Zawetowanie ustawy o dostępie do informacji publicznej byłoby brakiem odpowiedzialności za finanse publiczne kraju. Jej brak narażał Polskę na wielomilionowe kary nałożone przez UE. To główny powód, dla którego Bronisław Komorowski zdecydował się na jej podpisanie. Prezydent tłumaczył swoją decyzję na konferencji prasowej towarzyszącej podpisaniu nowelizacji ustawy o stanie wojennym.

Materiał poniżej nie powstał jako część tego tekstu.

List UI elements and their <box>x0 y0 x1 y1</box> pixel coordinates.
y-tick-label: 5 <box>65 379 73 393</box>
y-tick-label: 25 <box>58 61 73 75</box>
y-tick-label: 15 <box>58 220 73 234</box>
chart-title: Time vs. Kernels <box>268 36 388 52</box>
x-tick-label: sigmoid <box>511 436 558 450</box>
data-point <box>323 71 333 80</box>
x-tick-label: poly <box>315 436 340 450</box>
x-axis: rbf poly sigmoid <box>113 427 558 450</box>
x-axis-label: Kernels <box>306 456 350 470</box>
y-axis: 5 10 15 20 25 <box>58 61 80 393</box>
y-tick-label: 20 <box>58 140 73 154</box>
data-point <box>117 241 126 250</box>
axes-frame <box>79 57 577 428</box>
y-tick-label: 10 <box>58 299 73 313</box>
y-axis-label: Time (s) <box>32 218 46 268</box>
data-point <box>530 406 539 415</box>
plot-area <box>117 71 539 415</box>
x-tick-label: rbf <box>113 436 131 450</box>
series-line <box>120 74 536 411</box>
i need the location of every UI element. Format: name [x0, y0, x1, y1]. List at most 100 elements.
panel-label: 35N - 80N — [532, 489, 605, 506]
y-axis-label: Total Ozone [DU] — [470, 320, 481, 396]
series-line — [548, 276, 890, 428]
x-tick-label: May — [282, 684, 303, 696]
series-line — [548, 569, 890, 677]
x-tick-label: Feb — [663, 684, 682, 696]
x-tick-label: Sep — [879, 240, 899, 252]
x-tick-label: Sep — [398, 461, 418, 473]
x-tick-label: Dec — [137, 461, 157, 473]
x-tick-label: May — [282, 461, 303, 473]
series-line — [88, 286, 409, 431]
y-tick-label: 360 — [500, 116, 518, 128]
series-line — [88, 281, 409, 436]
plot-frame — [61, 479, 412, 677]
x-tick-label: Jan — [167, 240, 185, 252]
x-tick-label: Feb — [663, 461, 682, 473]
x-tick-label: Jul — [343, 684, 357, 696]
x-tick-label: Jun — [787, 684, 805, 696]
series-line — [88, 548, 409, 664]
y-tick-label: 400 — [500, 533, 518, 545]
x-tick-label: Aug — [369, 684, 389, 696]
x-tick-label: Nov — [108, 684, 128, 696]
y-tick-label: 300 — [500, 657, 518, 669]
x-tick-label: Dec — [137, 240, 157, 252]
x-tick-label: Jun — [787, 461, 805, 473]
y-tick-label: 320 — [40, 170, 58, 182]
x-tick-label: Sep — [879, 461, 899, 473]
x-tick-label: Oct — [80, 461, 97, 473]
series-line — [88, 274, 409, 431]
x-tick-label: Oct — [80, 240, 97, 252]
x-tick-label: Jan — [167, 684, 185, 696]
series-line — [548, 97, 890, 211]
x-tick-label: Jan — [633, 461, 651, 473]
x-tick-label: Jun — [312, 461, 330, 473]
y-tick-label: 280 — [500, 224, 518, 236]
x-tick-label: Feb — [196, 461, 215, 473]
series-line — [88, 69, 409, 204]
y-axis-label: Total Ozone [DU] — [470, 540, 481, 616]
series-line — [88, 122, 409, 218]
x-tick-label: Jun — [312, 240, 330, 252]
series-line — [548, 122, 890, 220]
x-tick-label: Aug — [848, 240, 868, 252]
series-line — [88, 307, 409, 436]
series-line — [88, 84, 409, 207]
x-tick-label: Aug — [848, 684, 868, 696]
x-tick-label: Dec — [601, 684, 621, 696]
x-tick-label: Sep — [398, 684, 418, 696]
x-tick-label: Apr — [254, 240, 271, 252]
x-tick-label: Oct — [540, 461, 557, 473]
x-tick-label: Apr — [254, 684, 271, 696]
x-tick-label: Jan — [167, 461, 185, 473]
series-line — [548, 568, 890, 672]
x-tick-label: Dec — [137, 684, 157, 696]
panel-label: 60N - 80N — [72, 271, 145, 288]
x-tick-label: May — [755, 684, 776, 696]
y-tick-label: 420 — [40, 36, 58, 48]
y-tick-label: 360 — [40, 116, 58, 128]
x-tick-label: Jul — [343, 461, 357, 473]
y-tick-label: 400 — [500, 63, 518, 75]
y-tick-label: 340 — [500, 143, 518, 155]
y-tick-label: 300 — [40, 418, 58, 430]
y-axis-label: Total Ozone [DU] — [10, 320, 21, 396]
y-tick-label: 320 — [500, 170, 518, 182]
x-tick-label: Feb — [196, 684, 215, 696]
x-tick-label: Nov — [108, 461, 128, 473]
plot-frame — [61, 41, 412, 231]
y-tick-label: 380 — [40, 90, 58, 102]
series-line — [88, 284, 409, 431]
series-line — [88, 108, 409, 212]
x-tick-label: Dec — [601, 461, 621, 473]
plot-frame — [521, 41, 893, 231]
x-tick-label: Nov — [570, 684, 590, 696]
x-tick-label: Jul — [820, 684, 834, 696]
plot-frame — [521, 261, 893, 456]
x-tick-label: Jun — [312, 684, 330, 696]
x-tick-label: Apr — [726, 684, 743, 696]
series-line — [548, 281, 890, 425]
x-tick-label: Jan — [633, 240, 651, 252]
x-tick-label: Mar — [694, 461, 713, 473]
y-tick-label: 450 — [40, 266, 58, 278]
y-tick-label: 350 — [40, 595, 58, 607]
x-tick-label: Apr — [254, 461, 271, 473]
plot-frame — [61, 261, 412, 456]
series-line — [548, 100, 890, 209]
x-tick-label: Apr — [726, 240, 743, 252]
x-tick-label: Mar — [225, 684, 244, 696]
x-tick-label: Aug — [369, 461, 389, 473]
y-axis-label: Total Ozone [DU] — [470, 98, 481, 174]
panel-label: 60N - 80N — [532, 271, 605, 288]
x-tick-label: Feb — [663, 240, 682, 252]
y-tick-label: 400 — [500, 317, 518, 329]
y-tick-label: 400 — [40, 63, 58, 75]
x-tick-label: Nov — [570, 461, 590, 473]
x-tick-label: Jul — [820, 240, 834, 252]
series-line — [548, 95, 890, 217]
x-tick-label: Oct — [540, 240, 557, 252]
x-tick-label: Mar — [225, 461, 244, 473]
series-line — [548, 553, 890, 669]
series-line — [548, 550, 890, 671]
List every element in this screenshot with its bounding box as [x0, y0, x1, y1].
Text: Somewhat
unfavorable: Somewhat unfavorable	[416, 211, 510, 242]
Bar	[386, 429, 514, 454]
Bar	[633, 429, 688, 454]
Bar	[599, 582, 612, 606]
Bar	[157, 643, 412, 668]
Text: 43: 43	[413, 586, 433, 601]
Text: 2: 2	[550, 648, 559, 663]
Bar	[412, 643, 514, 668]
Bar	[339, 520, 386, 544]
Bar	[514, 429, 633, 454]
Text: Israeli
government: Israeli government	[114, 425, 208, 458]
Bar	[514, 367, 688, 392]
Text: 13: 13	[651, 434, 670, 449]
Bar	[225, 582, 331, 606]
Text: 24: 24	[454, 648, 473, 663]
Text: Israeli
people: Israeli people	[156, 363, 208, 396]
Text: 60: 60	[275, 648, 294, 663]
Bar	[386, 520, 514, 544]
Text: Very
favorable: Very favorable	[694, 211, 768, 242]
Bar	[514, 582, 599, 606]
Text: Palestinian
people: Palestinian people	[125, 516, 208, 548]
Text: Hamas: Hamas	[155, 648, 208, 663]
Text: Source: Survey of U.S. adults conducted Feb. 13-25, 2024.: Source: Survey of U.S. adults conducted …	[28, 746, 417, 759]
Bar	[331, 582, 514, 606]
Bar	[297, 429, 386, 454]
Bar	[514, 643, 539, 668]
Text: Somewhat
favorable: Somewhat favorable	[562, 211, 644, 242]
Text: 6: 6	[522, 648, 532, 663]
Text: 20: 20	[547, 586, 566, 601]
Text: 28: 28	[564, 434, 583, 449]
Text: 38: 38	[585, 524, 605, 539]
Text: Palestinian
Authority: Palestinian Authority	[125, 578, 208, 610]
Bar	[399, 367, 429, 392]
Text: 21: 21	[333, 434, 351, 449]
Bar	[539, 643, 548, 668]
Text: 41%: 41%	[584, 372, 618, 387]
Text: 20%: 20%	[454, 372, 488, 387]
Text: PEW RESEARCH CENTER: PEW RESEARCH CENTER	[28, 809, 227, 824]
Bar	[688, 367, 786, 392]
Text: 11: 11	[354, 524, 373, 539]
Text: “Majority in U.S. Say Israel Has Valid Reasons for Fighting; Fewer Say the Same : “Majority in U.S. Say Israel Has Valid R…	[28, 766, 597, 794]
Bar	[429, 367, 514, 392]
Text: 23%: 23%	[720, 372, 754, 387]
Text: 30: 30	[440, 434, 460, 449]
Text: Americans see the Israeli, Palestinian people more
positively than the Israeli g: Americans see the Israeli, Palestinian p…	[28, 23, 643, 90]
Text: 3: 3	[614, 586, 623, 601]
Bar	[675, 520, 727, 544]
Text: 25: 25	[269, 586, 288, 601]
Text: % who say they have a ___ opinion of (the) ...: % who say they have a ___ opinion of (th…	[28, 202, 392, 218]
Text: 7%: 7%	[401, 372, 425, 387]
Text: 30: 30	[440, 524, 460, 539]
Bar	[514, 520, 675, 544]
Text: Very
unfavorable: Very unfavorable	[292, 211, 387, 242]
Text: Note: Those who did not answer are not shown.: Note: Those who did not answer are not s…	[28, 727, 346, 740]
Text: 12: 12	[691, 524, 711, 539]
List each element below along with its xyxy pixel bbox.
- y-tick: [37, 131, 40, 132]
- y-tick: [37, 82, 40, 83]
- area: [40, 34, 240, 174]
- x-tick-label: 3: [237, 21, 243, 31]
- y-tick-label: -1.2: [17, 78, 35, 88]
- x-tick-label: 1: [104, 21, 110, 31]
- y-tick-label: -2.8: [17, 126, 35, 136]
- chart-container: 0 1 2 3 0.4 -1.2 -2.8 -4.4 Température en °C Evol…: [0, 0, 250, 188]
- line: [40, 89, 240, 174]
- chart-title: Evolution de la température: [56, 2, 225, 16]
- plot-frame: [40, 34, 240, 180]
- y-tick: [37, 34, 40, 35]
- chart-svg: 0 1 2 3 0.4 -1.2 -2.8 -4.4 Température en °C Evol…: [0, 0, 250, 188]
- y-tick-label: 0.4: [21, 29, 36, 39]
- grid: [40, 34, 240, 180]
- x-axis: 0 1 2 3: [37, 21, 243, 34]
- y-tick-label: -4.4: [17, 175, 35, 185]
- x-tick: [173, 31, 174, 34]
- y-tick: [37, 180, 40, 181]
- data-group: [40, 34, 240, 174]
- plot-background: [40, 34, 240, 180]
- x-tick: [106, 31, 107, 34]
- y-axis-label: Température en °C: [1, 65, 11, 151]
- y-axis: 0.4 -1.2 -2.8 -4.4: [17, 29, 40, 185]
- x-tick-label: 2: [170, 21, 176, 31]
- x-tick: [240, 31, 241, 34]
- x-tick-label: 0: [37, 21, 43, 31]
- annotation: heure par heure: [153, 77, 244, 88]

- Ustawa o dostępie informacji publicznej budzi kontrowersje, ale jako całość wypełnia wymogi implementacji do prawa krajowego dyrektyw unijnych - mówił prezydent. Zdaniem głowy państwa ustawa jest dobra, bo chroni Polskę przed zapłaceniem liczonych w milionach euro kar za niewdrożenie do rodzimego prawa unijnych rozwiązań.
Sprawa dla Trybunału
Prezydent podkreślił, że zdaje sobie sprawę z kontrowersji wokół przegłosowanych w ostatniej chwili senackich poprawek, dlatego zdecydował się na ich skierowanie w trybie następczym do rozpatrzenia przez Trybunał Konstytucyjny. - Jako prezydent nie miałem prawa zawetować tylko części ustawy - mówił Komorowski. Prezydenckie weto, zdaniem głowy państwa, byłoby "wysadzeniem" dobrej ustawy.
"Wrzutka na ostatnią chwilę"
Jednocześnie prezydent skrytykował sposób w jaki nowelizacja ustawy została przegłosowana. -To była klasyczna "wrzutka" na ostatnią chwilę, która przeniosła odpowiedzialność za zapis na głowę państwa - mówił Komorowski. Prezydent podkreślił, że zamierza walczyć z taką formą uchwalania zapisów.
Kontrowersyjny zapis
Nowelizację ustawy o dostępie do informacji publicznej uchwalono dwa tygodnie temu, na finiszu prac legislacyjnych. Przyjęte przez Sejm poprawki zaproponowane przez Senat umożliwiają ograniczenie prawa do informacji ze względu na "ochronę ważnego interesu gospodarczego państwa". Zmiana w ustawie nie była wymuszona dyrektywami unijnymi. Przyjęcie poprawek w ostatniej chwili, jak i ich treść, wzbudziły wiele kontrowersji. Teraz legalność wprowadzonych zmian, na wniosek prezydenta, zbada Trybunał Konstytucyjny.